キャラヴァンは日本で人気のプログレ・バンドです。
特に、当ブログですでに特集した「in the Land of Grey(グレイとピンクの地)」と「For Girls Who Grow Plump in the NIght(夜ごと太る女のために)」、「Cunting Stunts(ロッキン・コンチェルト)」は名作として有名。
プログレ好きでなくとも、「Cunting Stunts」で聴けるビートルズを思わせる超甘いポップメロディに中毒的なものがあり、一般のポップス・ファンもはまってしまったりします。
まあ、多くの人は上記3作を聴いて、満足し、それ以外の作品は聴かないというのが一般的なパターンでしょう。だって、いろんなところで代表作として書かれている3作品ですから。
でも、日本であまり聴かれていない1972年発表の本作品「Waterloo Lily」も実は名作なのです。
ポップな作品とは言えないので、ポップさを求める人にはお勧めできません(特に、歌なしのフュージョンやジャズ・ロックが苦手だと言う人には勧めません。)が、演奏パートにおける職人技に圧倒されたい人には聴きごたえがあると思われますので、ぜひ聴いていただきたいと思います。
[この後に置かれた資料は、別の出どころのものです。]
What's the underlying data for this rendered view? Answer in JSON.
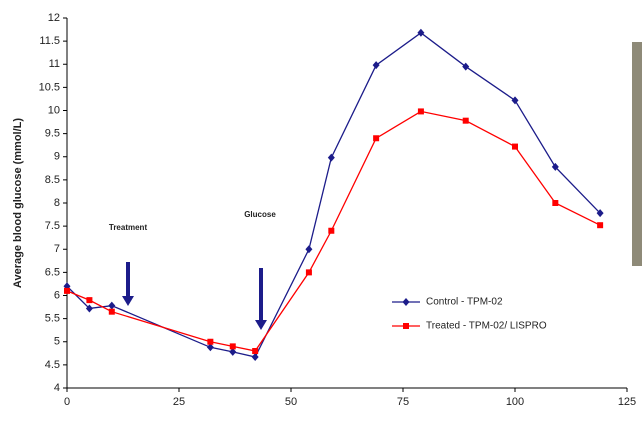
{
  "chart_data": {
    "type": "line",
    "y_label": "Average blood glucose (mmol/L)",
    "annotations": [
      "Treatment",
      "Glucose"
    ],
    "xlim": [
      0,
      125
    ],
    "xticks": [
      0,
      25,
      50,
      75,
      100,
      125
    ],
    "ylim": [
      4,
      12
    ],
    "yticks": [
      4,
      4.5,
      5,
      5.5,
      6,
      6.5,
      7,
      7.5,
      8,
      8.5,
      9,
      9.5,
      10,
      10.5,
      11,
      11.5,
      12
    ],
    "grid": false,
    "legend": "lower right",
    "series": [
      {
        "name": "Control - TPM-02",
        "color": "#1c1c8a",
        "marker": "diamond",
        "x": [
          0,
          5,
          10,
          32,
          37,
          42,
          54,
          59,
          69,
          79,
          89,
          100,
          109,
          119
        ],
        "values": [
          6.2,
          5.72,
          5.78,
          4.88,
          4.78,
          4.67,
          7.0,
          8.98,
          10.98,
          11.68,
          10.95,
          10.22,
          8.78,
          7.78
        ]
      },
      {
        "name": "Treated - TPM-02/ LISPRO",
        "color": "#ff0000",
        "marker": "square",
        "x": [
          0,
          5,
          10,
          32,
          37,
          42,
          54,
          59,
          69,
          79,
          89,
          100,
          109,
          119
        ],
        "values": [
          6.1,
          5.9,
          5.65,
          5.0,
          4.9,
          4.8,
          6.5,
          7.4,
          9.4,
          9.98,
          9.78,
          9.22,
          8.0,
          7.52
        ]
      }
    ]
  }
}
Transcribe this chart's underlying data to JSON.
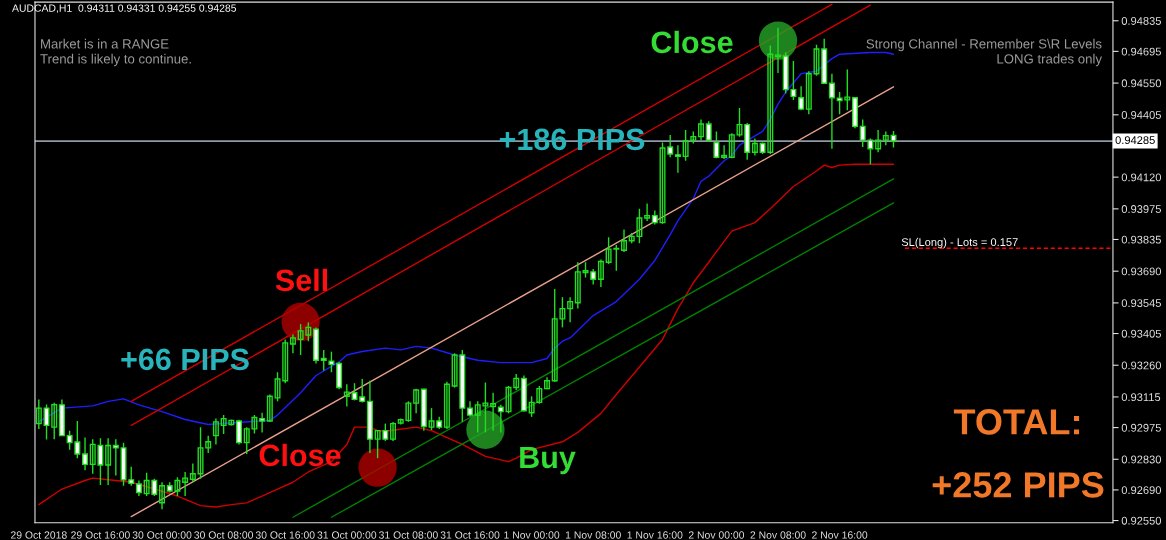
{
  "chart_data": {
    "type": "candlestick",
    "title": "AUDCAD,H1  0.94311 0.94331 0.94255 0.94285",
    "x": [
      "2018-10-29T08:00",
      "2018-10-29T09:00",
      "2018-10-29T10:00",
      "2018-10-29T11:00",
      "2018-10-29T12:00",
      "2018-10-29T13:00",
      "2018-10-29T14:00",
      "2018-10-29T15:00",
      "2018-10-29T16:00",
      "2018-10-29T17:00",
      "2018-10-29T18:00",
      "2018-10-29T19:00",
      "2018-10-29T20:00",
      "2018-10-29T21:00",
      "2018-10-29T22:00",
      "2018-10-29T23:00",
      "2018-10-30T00:00",
      "2018-10-30T01:00",
      "2018-10-30T02:00",
      "2018-10-30T03:00",
      "2018-10-30T04:00",
      "2018-10-30T05:00",
      "2018-10-30T06:00",
      "2018-10-30T07:00",
      "2018-10-30T08:00",
      "2018-10-30T09:00",
      "2018-10-30T10:00",
      "2018-10-30T11:00",
      "2018-10-30T12:00",
      "2018-10-30T13:00",
      "2018-10-30T14:00",
      "2018-10-30T15:00",
      "2018-10-30T16:00",
      "2018-10-30T17:00",
      "2018-10-30T18:00",
      "2018-10-30T19:00",
      "2018-10-30T20:00",
      "2018-10-30T21:00",
      "2018-10-30T22:00",
      "2018-10-30T23:00",
      "2018-10-31T00:00",
      "2018-10-31T01:00",
      "2018-10-31T02:00",
      "2018-10-31T03:00",
      "2018-10-31T04:00",
      "2018-10-31T05:00",
      "2018-10-31T06:00",
      "2018-10-31T07:00",
      "2018-10-31T08:00",
      "2018-10-31T09:00",
      "2018-10-31T10:00",
      "2018-10-31T11:00",
      "2018-10-31T12:00",
      "2018-10-31T13:00",
      "2018-10-31T14:00",
      "2018-10-31T15:00",
      "2018-10-31T16:00",
      "2018-10-31T17:00",
      "2018-10-31T18:00",
      "2018-10-31T19:00",
      "2018-10-31T20:00",
      "2018-10-31T21:00",
      "2018-10-31T22:00",
      "2018-10-31T23:00",
      "2018-11-01T00:00",
      "2018-11-01T01:00",
      "2018-11-01T02:00",
      "2018-11-01T03:00",
      "2018-11-01T04:00",
      "2018-11-01T05:00",
      "2018-11-01T06:00",
      "2018-11-01T07:00",
      "2018-11-01T08:00",
      "2018-11-01T09:00",
      "2018-11-01T10:00",
      "2018-11-01T11:00",
      "2018-11-01T12:00",
      "2018-11-01T13:00",
      "2018-11-01T14:00",
      "2018-11-01T15:00",
      "2018-11-01T16:00",
      "2018-11-01T17:00",
      "2018-11-01T18:00",
      "2018-11-01T19:00",
      "2018-11-01T20:00",
      "2018-11-01T21:00",
      "2018-11-01T22:00",
      "2018-11-01T23:00",
      "2018-11-02T00:00",
      "2018-11-02T01:00",
      "2018-11-02T02:00",
      "2018-11-02T03:00",
      "2018-11-02T04:00",
      "2018-11-02T05:00",
      "2018-11-02T06:00",
      "2018-11-02T07:00",
      "2018-11-02T08:00",
      "2018-11-02T09:00",
      "2018-11-02T10:00",
      "2018-11-02T11:00",
      "2018-11-02T12:00",
      "2018-11-02T13:00",
      "2018-11-02T14:00",
      "2018-11-02T15:00",
      "2018-11-02T16:00",
      "2018-11-02T17:00",
      "2018-11-02T18:00",
      "2018-11-02T19:00",
      "2018-11-02T20:00",
      "2018-11-02T21:00",
      "2018-11-02T22:00",
      "2018-11-02T23:00"
    ],
    "ohlc": [
      [
        0.92993,
        0.93103,
        0.92969,
        0.93064
      ],
      [
        0.93064,
        0.9308,
        0.92921,
        0.92985
      ],
      [
        0.92977,
        0.93088,
        0.92922,
        0.9308
      ],
      [
        0.93079,
        0.93103,
        0.92938,
        0.92938
      ],
      [
        0.92938,
        0.92961,
        0.92874,
        0.92906
      ],
      [
        0.92909,
        0.93005,
        0.92835,
        0.92854
      ],
      [
        0.92854,
        0.9293,
        0.9278,
        0.92807
      ],
      [
        0.92807,
        0.92922,
        0.92764,
        0.92898
      ],
      [
        0.92893,
        0.92926,
        0.92713,
        0.92804
      ],
      [
        0.92804,
        0.92926,
        0.92713,
        0.92893
      ],
      [
        0.92893,
        0.92922,
        0.92756,
        0.92882
      ],
      [
        0.92882,
        0.92906,
        0.92709,
        0.92736
      ],
      [
        0.92736,
        0.92796,
        0.92709,
        0.9272
      ],
      [
        0.92717,
        0.92733,
        0.92662,
        0.92678
      ],
      [
        0.92673,
        0.92768,
        0.92662,
        0.92733
      ],
      [
        0.92733,
        0.92741,
        0.92662,
        0.9267
      ],
      [
        0.92631,
        0.92725,
        0.92602,
        0.92709
      ],
      [
        0.92709,
        0.92725,
        0.92678,
        0.92685
      ],
      [
        0.92685,
        0.92748,
        0.92662,
        0.92733
      ],
      [
        0.92725,
        0.92772,
        0.92662,
        0.92744
      ],
      [
        0.92738,
        0.92811,
        0.92725,
        0.92764
      ],
      [
        0.92764,
        0.92977,
        0.92741,
        0.92882
      ],
      [
        0.92882,
        0.92938,
        0.92859,
        0.9291
      ],
      [
        0.92938,
        0.93016,
        0.92898,
        0.93001
      ],
      [
        0.92985,
        0.93032,
        0.92946,
        0.93016
      ],
      [
        0.92989,
        0.93011,
        0.92985,
        0.93008
      ],
      [
        0.93005,
        0.93011,
        0.92898,
        0.92906
      ],
      [
        0.92906,
        0.92977,
        0.92854,
        0.92969
      ],
      [
        0.92969,
        0.93032,
        0.92948,
        0.93021
      ],
      [
        0.93016,
        0.93043,
        0.92953,
        0.93005
      ],
      [
        0.93005,
        0.93126,
        0.93001,
        0.93118
      ],
      [
        0.93111,
        0.93228,
        0.93095,
        0.93197
      ],
      [
        0.93189,
        0.93378,
        0.93178,
        0.93362
      ],
      [
        0.93357,
        0.93401,
        0.93315,
        0.93385
      ],
      [
        0.93378,
        0.93448,
        0.93307,
        0.93417
      ],
      [
        0.93398,
        0.93456,
        0.9337,
        0.93433
      ],
      [
        0.93425,
        0.93433,
        0.93268,
        0.93283
      ],
      [
        0.93291,
        0.9333,
        0.93236,
        0.93283
      ],
      [
        0.93279,
        0.93322,
        0.93228,
        0.93264
      ],
      [
        0.93268,
        0.93275,
        0.9315,
        0.93158
      ],
      [
        0.93118,
        0.93173,
        0.93071,
        0.93137
      ],
      [
        0.93134,
        0.93178,
        0.93099,
        0.93104
      ],
      [
        0.93115,
        0.93197,
        0.9309,
        0.93095
      ],
      [
        0.93095,
        0.93189,
        0.92859,
        0.92922
      ],
      [
        0.92922,
        0.92961,
        0.92835,
        0.92961
      ],
      [
        0.92961,
        0.92993,
        0.92914,
        0.92922
      ],
      [
        0.92922,
        0.93001,
        0.92914,
        0.92993
      ],
      [
        0.92996,
        0.93016,
        0.92989,
        0.93011
      ],
      [
        0.93008,
        0.93095,
        0.93001,
        0.93087
      ],
      [
        0.93087,
        0.93153,
        0.9304,
        0.93147
      ],
      [
        0.9315,
        0.93153,
        0.92961,
        0.9298
      ],
      [
        0.92977,
        0.93064,
        0.92964,
        0.93005
      ],
      [
        0.93005,
        0.93024,
        0.92969,
        0.92977
      ],
      [
        0.92977,
        0.93184,
        0.92969,
        0.93173
      ],
      [
        0.93165,
        0.93315,
        0.93158,
        0.93307
      ],
      [
        0.93307,
        0.9333,
        0.93001,
        0.93064
      ],
      [
        0.93064,
        0.93095,
        0.93024,
        0.93032
      ],
      [
        0.93032,
        0.93095,
        0.92953,
        0.93079
      ],
      [
        0.93074,
        0.93181,
        0.92953,
        0.93087
      ],
      [
        0.93071,
        0.93134,
        0.92961,
        0.93084
      ],
      [
        0.93068,
        0.93079,
        0.92953,
        0.93048
      ],
      [
        0.93048,
        0.93165,
        0.9304,
        0.93158
      ],
      [
        0.93158,
        0.9322,
        0.93147,
        0.932
      ],
      [
        0.932,
        0.93213,
        0.93048,
        0.93052
      ],
      [
        0.93043,
        0.93118,
        0.93024,
        0.9309
      ],
      [
        0.9309,
        0.93165,
        0.93084,
        0.93153
      ],
      [
        0.93153,
        0.93205,
        0.9315,
        0.93189
      ],
      [
        0.93189,
        0.93608,
        0.93184,
        0.93472
      ],
      [
        0.93472,
        0.93571,
        0.93433,
        0.93519
      ],
      [
        0.93519,
        0.93571,
        0.93456,
        0.93551
      ],
      [
        0.93546,
        0.93731,
        0.93519,
        0.93687
      ],
      [
        0.93684,
        0.93731,
        0.93661,
        0.93692
      ],
      [
        0.93687,
        0.937,
        0.93629,
        0.93653
      ],
      [
        0.93653,
        0.93744,
        0.93618,
        0.93734
      ],
      [
        0.93731,
        0.93845,
        0.93723,
        0.93791
      ],
      [
        0.93791,
        0.9381,
        0.93692,
        0.93794
      ],
      [
        0.93786,
        0.93881,
        0.93778,
        0.93829
      ],
      [
        0.93829,
        0.93865,
        0.93818,
        0.93849
      ],
      [
        0.93849,
        0.93975,
        0.93818,
        0.93933
      ],
      [
        0.93933,
        0.93999,
        0.9392,
        0.93944
      ],
      [
        0.93944,
        0.93967,
        0.93904,
        0.93912
      ],
      [
        0.93912,
        0.94278,
        0.93907,
        0.94253
      ],
      [
        0.94258,
        0.94313,
        0.94211,
        0.94226
      ],
      [
        0.94222,
        0.94266,
        0.9414,
        0.94215
      ],
      [
        0.94215,
        0.94336,
        0.94195,
        0.94285
      ],
      [
        0.94289,
        0.94329,
        0.94274,
        0.94305
      ],
      [
        0.94305,
        0.94384,
        0.94289,
        0.94363
      ],
      [
        0.94363,
        0.94376,
        0.94281,
        0.94289
      ],
      [
        0.94278,
        0.94329,
        0.94206,
        0.94211
      ],
      [
        0.94211,
        0.94266,
        0.94203,
        0.94219
      ],
      [
        0.94211,
        0.94321,
        0.94206,
        0.94313
      ],
      [
        0.94313,
        0.94436,
        0.94305,
        0.9436
      ],
      [
        0.9436,
        0.94368,
        0.942,
        0.94234
      ],
      [
        0.94234,
        0.94297,
        0.94219,
        0.94274
      ],
      [
        0.94274,
        0.94278,
        0.94226,
        0.94234
      ],
      [
        0.94234,
        0.94722,
        0.94226,
        0.94682
      ],
      [
        0.94671,
        0.94803,
        0.94596,
        0.94678
      ],
      [
        0.94674,
        0.9469,
        0.94502,
        0.9452
      ],
      [
        0.9452,
        0.94651,
        0.94473,
        0.94489
      ],
      [
        0.94483,
        0.94536,
        0.94426,
        0.94431
      ],
      [
        0.94431,
        0.94604,
        0.94407,
        0.94593
      ],
      [
        0.94593,
        0.94725,
        0.94583,
        0.94706
      ],
      [
        0.94706,
        0.94753,
        0.94546,
        0.94549
      ],
      [
        0.94549,
        0.94593,
        0.9425,
        0.94483
      ],
      [
        0.94481,
        0.94509,
        0.94407,
        0.9447
      ],
      [
        0.94473,
        0.94612,
        0.94426,
        0.94486
      ],
      [
        0.94483,
        0.94486,
        0.94344,
        0.94352
      ],
      [
        0.94352,
        0.94384,
        0.94258,
        0.94289
      ],
      [
        0.94289,
        0.94297,
        0.94179,
        0.9425
      ],
      [
        0.9425,
        0.94336,
        0.94234,
        0.94289
      ],
      [
        0.94289,
        0.94329,
        0.94266,
        0.9431
      ],
      [
        0.94311,
        0.94331,
        0.94255,
        0.94285
      ]
    ],
    "series": [
      {
        "type": "line",
        "color": "#1e1eff",
        "x": [
          "2018-10-29T08:00",
          "2018-10-29T11:00",
          "2018-10-29T15:00",
          "2018-10-29T17:00",
          "2018-10-29T19:00",
          "2018-10-29T21:00",
          "2018-10-30T00:00",
          "2018-10-30T03:00",
          "2018-10-30T06:00",
          "2018-10-30T14:00",
          "2018-10-30T15:00",
          "2018-10-30T18:00",
          "2018-10-30T20:00",
          "2018-10-30T23:00",
          "2018-10-31T00:00",
          "2018-10-31T02:00",
          "2018-10-31T05:00",
          "2018-10-31T07:00",
          "2018-10-31T09:00",
          "2018-10-31T11:00",
          "2018-10-31T14:00",
          "2018-10-31T17:00",
          "2018-10-31T20:00",
          "2018-11-01T00:00",
          "2018-11-01T02:00",
          "2018-11-01T03:00",
          "2018-11-01T04:00",
          "2018-11-01T05:00",
          "2018-11-01T08:00",
          "2018-11-01T11:00",
          "2018-11-01T14:00",
          "2018-11-01T16:00",
          "2018-11-01T18:00",
          "2018-11-01T19:00",
          "2018-11-01T21:00",
          "2018-11-01T22:00",
          "2018-11-01T23:00",
          "2018-11-02T01:00",
          "2018-11-02T02:00",
          "2018-11-02T03:00",
          "2018-11-02T06:00",
          "2018-11-02T07:00",
          "2018-11-02T08:00",
          "2018-11-02T09:00",
          "2018-11-02T11:00",
          "2018-11-02T13:00",
          "2018-11-02T15:00",
          "2018-11-02T16:00",
          "2018-11-02T20:00",
          "2018-11-02T22:00",
          "2018-11-02T23:00"
        ],
        "values": [
          0.93001,
          0.93064,
          0.93074,
          0.93095,
          0.93106,
          0.93079,
          0.93048,
          0.93012,
          0.92989,
          0.93008,
          0.93032,
          0.93134,
          0.93213,
          0.93275,
          0.93307,
          0.93323,
          0.93338,
          0.9333,
          0.93346,
          0.93338,
          0.93307,
          0.93283,
          0.93272,
          0.93272,
          0.93291,
          0.93338,
          0.9337,
          0.93385,
          0.93487,
          0.93551,
          0.93653,
          0.93739,
          0.93857,
          0.9392,
          0.94022,
          0.94101,
          0.94124,
          0.94195,
          0.94219,
          0.94266,
          0.94329,
          0.94384,
          0.94454,
          0.94509,
          0.94593,
          0.94604,
          0.94662,
          0.94682,
          0.9469,
          0.9469,
          0.94682
        ]
      },
      {
        "type": "line",
        "color": "#d00000",
        "x": [
          "2018-10-29T08:00",
          "2018-10-29T11:00",
          "2018-10-29T14:00",
          "2018-10-29T15:00",
          "2018-10-29T18:00",
          "2018-10-29T20:00",
          "2018-10-29T23:00",
          "2018-10-30T02:00",
          "2018-10-30T05:00",
          "2018-10-30T07:00",
          "2018-10-30T09:00",
          "2018-10-30T11:00",
          "2018-10-30T13:00",
          "2018-10-30T15:00",
          "2018-10-30T17:00",
          "2018-10-30T19:00",
          "2018-10-30T22:00",
          "2018-10-31T00:00",
          "2018-10-31T01:00",
          "2018-10-31T03:00",
          "2018-10-31T04:00",
          "2018-10-31T05:00",
          "2018-10-31T09:00",
          "2018-10-31T11:00",
          "2018-10-31T15:00",
          "2018-10-31T18:00",
          "2018-10-31T21:00",
          "2018-10-31T22:00",
          "2018-11-01T00:00",
          "2018-11-01T04:00",
          "2018-11-01T06:00",
          "2018-11-01T09:00",
          "2018-11-01T11:00",
          "2018-11-01T14:00",
          "2018-11-01T17:00",
          "2018-11-01T19:00",
          "2018-11-01T21:00",
          "2018-11-01T23:00",
          "2018-11-02T01:00",
          "2018-11-02T02:00",
          "2018-11-02T05:00",
          "2018-11-02T07:00",
          "2018-11-02T10:00",
          "2018-11-02T13:00",
          "2018-11-02T14:00",
          "2018-11-02T15:00",
          "2018-11-02T16:00",
          "2018-11-02T18:00",
          "2018-11-02T23:00"
        ],
        "values": [
          0.92623,
          0.92694,
          0.92733,
          0.92744,
          0.92733,
          0.92725,
          0.92694,
          0.92662,
          0.92618,
          0.92612,
          0.92623,
          0.92631,
          0.92662,
          0.92694,
          0.92725,
          0.92772,
          0.92819,
          0.92898,
          0.92977,
          0.92977,
          0.92961,
          0.92958,
          0.92977,
          0.92961,
          0.92898,
          0.92843,
          0.92819,
          0.92835,
          0.92874,
          0.9291,
          0.92953,
          0.9304,
          0.93126,
          0.93252,
          0.93378,
          0.93519,
          0.93637,
          0.93731,
          0.93826,
          0.93873,
          0.93912,
          0.93975,
          0.94077,
          0.94148,
          0.94175,
          0.94164,
          0.94175,
          0.94179,
          0.94179
        ]
      },
      {
        "type": "line",
        "color": "#e8a08a",
        "x": [
          "2018-10-29T20:00",
          "2018-11-02T23:00"
        ],
        "values": [
          0.92568,
          0.94533
        ]
      },
      {
        "type": "line",
        "color": "#d00000",
        "x": [
          "2018-10-29T20:00",
          "2018-11-02T15:00"
        ],
        "values": [
          0.93095,
          0.9491
        ]
      },
      {
        "type": "line",
        "color": "#d00000",
        "x": [
          "2018-10-29T20:00",
          "2018-11-02T20:00"
        ],
        "values": [
          0.92985,
          0.94906
        ]
      },
      {
        "type": "line",
        "color": "#008000",
        "x": [
          "2018-10-30T17:00",
          "2018-11-02T23:00"
        ],
        "values": [
          0.92565,
          0.94112
        ]
      },
      {
        "type": "line",
        "color": "#008000",
        "x": [
          "2018-10-30T22:00",
          "2018-11-02T23:00"
        ],
        "values": [
          0.92565,
          0.94002
        ]
      },
      {
        "type": "scatter",
        "marker": "circle",
        "x": [
          "2018-10-30T18:00",
          "2018-10-31T04:00",
          "2018-10-31T18:00",
          "2018-11-02T08:00"
        ],
        "values": [
          0.93458,
          0.92792,
          0.92965,
          0.94744
        ],
        "colors": [
          "#b00000",
          "#b00000",
          "#26a226",
          "#26a226"
        ]
      }
    ],
    "xlim": [
      "2018-10-29T07:30",
      "2018-11-04T03:30"
    ],
    "xticks": [
      {
        "value": "2018-10-29T08:00",
        "label": "29 Oct 2018"
      },
      {
        "value": "2018-10-29T16:00",
        "label": "29 Oct 16:00"
      },
      {
        "value": "2018-10-30T00:00",
        "label": "30 Oct 00:00"
      },
      {
        "value": "2018-10-30T08:00",
        "label": "30 Oct 08:00"
      },
      {
        "value": "2018-10-30T16:00",
        "label": "30 Oct 16:00"
      },
      {
        "value": "2018-10-31T00:00",
        "label": "31 Oct 00:00"
      },
      {
        "value": "2018-10-31T08:00",
        "label": "31 Oct 08:00"
      },
      {
        "value": "2018-10-31T16:00",
        "label": "31 Oct 16:00"
      },
      {
        "value": "2018-11-01T00:00",
        "label": "1 Nov 00:00"
      },
      {
        "value": "2018-11-01T08:00",
        "label": "1 Nov 08:00"
      },
      {
        "value": "2018-11-01T16:00",
        "label": "1 Nov 16:00"
      },
      {
        "value": "2018-11-02T00:00",
        "label": "2 Nov 00:00"
      },
      {
        "value": "2018-11-02T08:00",
        "label": "2 Nov 08:00"
      },
      {
        "value": "2018-11-02T16:00",
        "label": "2 Nov 16:00"
      }
    ],
    "ylim": [
      0.9254,
      0.9492
    ],
    "yticks": [
      {
        "value": 0.9255,
        "label": "0.92550"
      },
      {
        "value": 0.9269,
        "label": "0.92690"
      },
      {
        "value": 0.9283,
        "label": "0.92830"
      },
      0.92975,
      0.93115,
      {
        "value": 0.9326,
        "label": "0.93260"
      },
      0.93405,
      0.93545,
      {
        "value": 0.9369,
        "label": "0.93690"
      },
      0.93835,
      0.93975,
      {
        "value": 0.9412,
        "label": "0.94120"
      },
      0.94405,
      {
        "value": 0.9455,
        "label": "0.94550"
      },
      0.94695,
      0.94835
    ],
    "ref_lines": [
      {
        "axis": "y",
        "value": 0.94285,
        "label": "0.94285",
        "color": "#8c9aa8"
      },
      {
        "axis": "y",
        "value": 0.93795,
        "color": "#ff0000",
        "line_style": "dashed"
      }
    ],
    "annotations": [
      "Market is in a RANGE",
      "Trend is likely to continue.",
      "Strong Channel - Remember S\\R Levels",
      "LONG trades only",
      "+66 PIPS",
      "Sell",
      "Close",
      "Buy",
      "+186 PIPS",
      "Close",
      "TOTAL:",
      "+252 PIPS",
      {
        "text": "SL(Long) - Lots = 0.157",
        "x": "2018-11-03T00:00",
        "y": 0.93795
      }
    ],
    "grid": false,
    "legend": false
  }
}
ちなみに、この作品はマッチング・モウルのセカンド・アルバム、ソフト・マシーンの5枚目のアルバムと同時期です。メンバーはデイブ・シンクレアが脱退しており、スティーブ・ミラーがキーボード担当として加入しています。ゲストとして、リーダー兼ギター、ヴォーカルのパイ・ヘイスティングの実兄のジミー・ヘイスティング、そして、ロル・コックスヒルが参加しています。
大作を2曲紹介しましょう。
まずは「Nothing At All」
Nothing At All
この曲はロックというよりフュージョン(当時の言葉で言えば、ジャズ・ロック)という感じが強いかもしれません。ワウワウを効かせたギターがかっこいい。ベースはパンチがある。ピアノはジャジーでオシャレ。前作に比べ、クールでかつ激しさを感じる演奏です。このクールさは新加入したスティーム・ミラーの力が大きいのかも。この曲だけ聴くと、キャラヴァンってわからない(笑)。ベースの迫力、サックスの演奏、そして展開力。うーん、魅力的な曲です。いったん静かになったあと、またにぎやかになるのもいいですね。最後の方は実にかっこいい。
そして、もう一曲、このアルバムでハイライトになる作品「The Love in Your eye(瞳の中の愛)」
The Love In Your Eye
この曲も緊張感のあるインスト部分が飽きないんですねー。やはり展開力があるのがいい。曲調が劇的に変化するところには圧倒されます。キャラヴァンらしい、ふわっとしたポップな歌部分と楽器のバトルと言えそうな力強いインスト部分の対比が面白い。ジミー・ヘイスティングのフルートの部分なんてかっこいいですよ。
シングルヒットしそうな聴きやすい曲はありませんが、聴きごたえ十分のプログレッシブ・ロック・アルバムであることには間違いありません。
デイブ・シンクレアがいる時のキャラヴァンとはちょっと違った雰囲気を楽しめるのもいいと思います。
演奏力の高さは間違いありません。各人のテクニックとアンサンブルが絶妙で、その職人技に聞き入ってしまいます。
やはり、このアルバムは名作なのです。
次のカンタベリー・ロック特集は1月予定です。